Frère Animal - Second Tour

Aujourd'hui, certains iront voter en signant une charte et en donnant deux euros. Tout le monde devrait pouvoir voter gratuitement, sans être lié à un quelconque contrat moral. La démocratie, ce n'est pas ça. Ce n'est pas un choix unique entre deux partis depuis des décennies. Deux partis, deux machines électorales et médiatiques, qui tournent de plus en plus à vide et participent à broyer des millions d'êtres humains, les laissant dans une extrême pauvreté. La gauche, la droite, comme deux gifles qu'on nous inflige à tour de rôle. A croire qu'on aime ça. "Faudrait pouvoir se barrer, leur balancer un pavé. Vois comme on nous prend de haut, comme on se sent de trop". Le deuxième volet de Frère Animal, le roman pop écrit et composé par Arnaud Catherine et Florent Marchet commence comme ça. Comme un terrible constat de l'échec de nos "démocraties", qui, à force de diviser et créer des inégalités a engendré plus ou moins consciemment la montée des extrémismes et des replis identitaires. Ce disque est ouvertement politique. Il fait suite au premier épisode sorti en 2008 et duquel j'étais un peu passé à côté. Il faut dire que mettre en musique une histoire n'a jamais été chose aisée. Le combat entre musique et littérature se termine souvent par la victoire de l'une sur l'autre. Le premier titre "Vis ma vie" est un hymne en puissance, celui qui marie le mieux le fond et la forme. Après, le narrateur François Morel prend le relais et tout de suite, le fond prédomine, la musique semble accessoire. Il faut plusieurs écoutes pour admettre le contraire et comprendre la pertinence de la démarche.

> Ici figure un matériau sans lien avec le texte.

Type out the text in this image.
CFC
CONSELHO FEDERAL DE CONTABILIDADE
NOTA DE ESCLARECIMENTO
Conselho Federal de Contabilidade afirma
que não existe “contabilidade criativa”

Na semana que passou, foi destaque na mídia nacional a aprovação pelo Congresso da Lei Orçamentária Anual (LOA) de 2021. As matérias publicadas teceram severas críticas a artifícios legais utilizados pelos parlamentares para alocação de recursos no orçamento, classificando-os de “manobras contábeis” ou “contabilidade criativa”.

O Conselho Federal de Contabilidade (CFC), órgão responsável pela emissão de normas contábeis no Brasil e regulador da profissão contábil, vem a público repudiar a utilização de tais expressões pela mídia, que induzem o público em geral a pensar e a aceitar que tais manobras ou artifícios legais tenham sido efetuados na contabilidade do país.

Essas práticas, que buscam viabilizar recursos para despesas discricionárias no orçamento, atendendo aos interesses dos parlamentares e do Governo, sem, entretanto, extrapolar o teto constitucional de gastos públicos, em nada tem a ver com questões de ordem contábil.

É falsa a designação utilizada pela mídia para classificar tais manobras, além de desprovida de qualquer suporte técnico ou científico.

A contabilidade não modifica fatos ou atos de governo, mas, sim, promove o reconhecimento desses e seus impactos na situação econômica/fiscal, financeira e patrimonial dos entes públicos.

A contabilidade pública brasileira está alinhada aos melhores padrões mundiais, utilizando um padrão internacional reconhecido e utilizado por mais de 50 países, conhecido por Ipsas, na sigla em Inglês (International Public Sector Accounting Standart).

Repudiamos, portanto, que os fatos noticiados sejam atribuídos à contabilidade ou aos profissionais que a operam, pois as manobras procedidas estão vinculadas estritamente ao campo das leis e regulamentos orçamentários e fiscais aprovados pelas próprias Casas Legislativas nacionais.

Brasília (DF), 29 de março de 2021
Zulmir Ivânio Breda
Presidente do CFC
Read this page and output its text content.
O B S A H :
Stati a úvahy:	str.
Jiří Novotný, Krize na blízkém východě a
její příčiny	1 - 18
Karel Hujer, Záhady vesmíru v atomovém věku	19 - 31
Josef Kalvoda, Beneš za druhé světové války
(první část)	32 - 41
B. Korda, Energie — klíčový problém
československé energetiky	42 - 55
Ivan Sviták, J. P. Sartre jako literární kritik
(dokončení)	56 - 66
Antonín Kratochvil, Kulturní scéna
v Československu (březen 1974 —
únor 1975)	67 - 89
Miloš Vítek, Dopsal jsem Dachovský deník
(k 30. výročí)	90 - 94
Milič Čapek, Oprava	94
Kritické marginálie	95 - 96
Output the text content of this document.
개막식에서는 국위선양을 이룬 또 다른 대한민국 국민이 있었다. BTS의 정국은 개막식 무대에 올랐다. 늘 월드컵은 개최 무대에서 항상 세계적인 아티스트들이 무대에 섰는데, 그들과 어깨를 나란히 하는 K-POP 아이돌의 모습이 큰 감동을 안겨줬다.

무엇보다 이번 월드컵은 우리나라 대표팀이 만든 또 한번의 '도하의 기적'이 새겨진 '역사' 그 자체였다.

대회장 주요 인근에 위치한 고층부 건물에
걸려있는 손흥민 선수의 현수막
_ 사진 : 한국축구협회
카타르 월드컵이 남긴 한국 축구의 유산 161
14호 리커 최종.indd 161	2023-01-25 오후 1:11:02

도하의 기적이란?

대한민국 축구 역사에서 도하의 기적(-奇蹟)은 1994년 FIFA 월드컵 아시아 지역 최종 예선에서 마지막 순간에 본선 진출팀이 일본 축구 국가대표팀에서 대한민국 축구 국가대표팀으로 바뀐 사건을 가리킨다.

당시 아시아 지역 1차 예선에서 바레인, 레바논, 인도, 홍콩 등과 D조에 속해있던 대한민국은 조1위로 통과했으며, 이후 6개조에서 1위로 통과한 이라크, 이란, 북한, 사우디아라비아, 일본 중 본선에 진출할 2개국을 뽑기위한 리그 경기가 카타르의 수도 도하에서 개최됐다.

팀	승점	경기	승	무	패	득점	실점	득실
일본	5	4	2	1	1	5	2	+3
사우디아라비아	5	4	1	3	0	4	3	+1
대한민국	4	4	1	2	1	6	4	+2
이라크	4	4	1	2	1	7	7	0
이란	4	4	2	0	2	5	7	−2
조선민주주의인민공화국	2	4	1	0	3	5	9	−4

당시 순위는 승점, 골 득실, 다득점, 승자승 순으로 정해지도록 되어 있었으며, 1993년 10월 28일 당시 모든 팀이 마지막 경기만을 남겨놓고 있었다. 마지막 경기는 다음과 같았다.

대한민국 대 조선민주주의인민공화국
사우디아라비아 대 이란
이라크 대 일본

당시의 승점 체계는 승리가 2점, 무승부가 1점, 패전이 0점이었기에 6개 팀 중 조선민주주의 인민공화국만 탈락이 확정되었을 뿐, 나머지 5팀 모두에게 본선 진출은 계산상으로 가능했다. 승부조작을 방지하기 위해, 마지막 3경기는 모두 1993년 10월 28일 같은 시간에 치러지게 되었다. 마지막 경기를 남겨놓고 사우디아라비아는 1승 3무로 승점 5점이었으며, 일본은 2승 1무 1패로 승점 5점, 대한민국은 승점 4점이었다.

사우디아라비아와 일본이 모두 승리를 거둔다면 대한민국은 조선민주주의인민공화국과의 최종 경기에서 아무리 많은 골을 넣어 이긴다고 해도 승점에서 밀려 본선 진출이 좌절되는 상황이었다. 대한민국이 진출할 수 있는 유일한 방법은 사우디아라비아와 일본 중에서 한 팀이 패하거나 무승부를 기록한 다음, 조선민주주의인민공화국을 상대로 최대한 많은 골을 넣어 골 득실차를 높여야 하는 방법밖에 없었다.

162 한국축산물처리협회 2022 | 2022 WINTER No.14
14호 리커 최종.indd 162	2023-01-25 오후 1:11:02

Dans ce "Second tour" - qui termine à la fin du premier tour des élections présidentielles de 2017 -, les principaux thèmes de la société actuelle sont abordés : l'exclusion, le chômage, la désindustrialisation, la famille, l'homosexualité, l'immigration, le front national (renommé ici intelligemment le bloc national). L'aspect romanesque permet une distance et ainsi d'éviter les clichés, même s'il y a un évident parti pris anti-frontiste - comment pourrait-il en être autrement ? Le décor est planté. Les questions sont posées. Les réponses nous appartiennent. A chacun d'entre nous. Bien vu.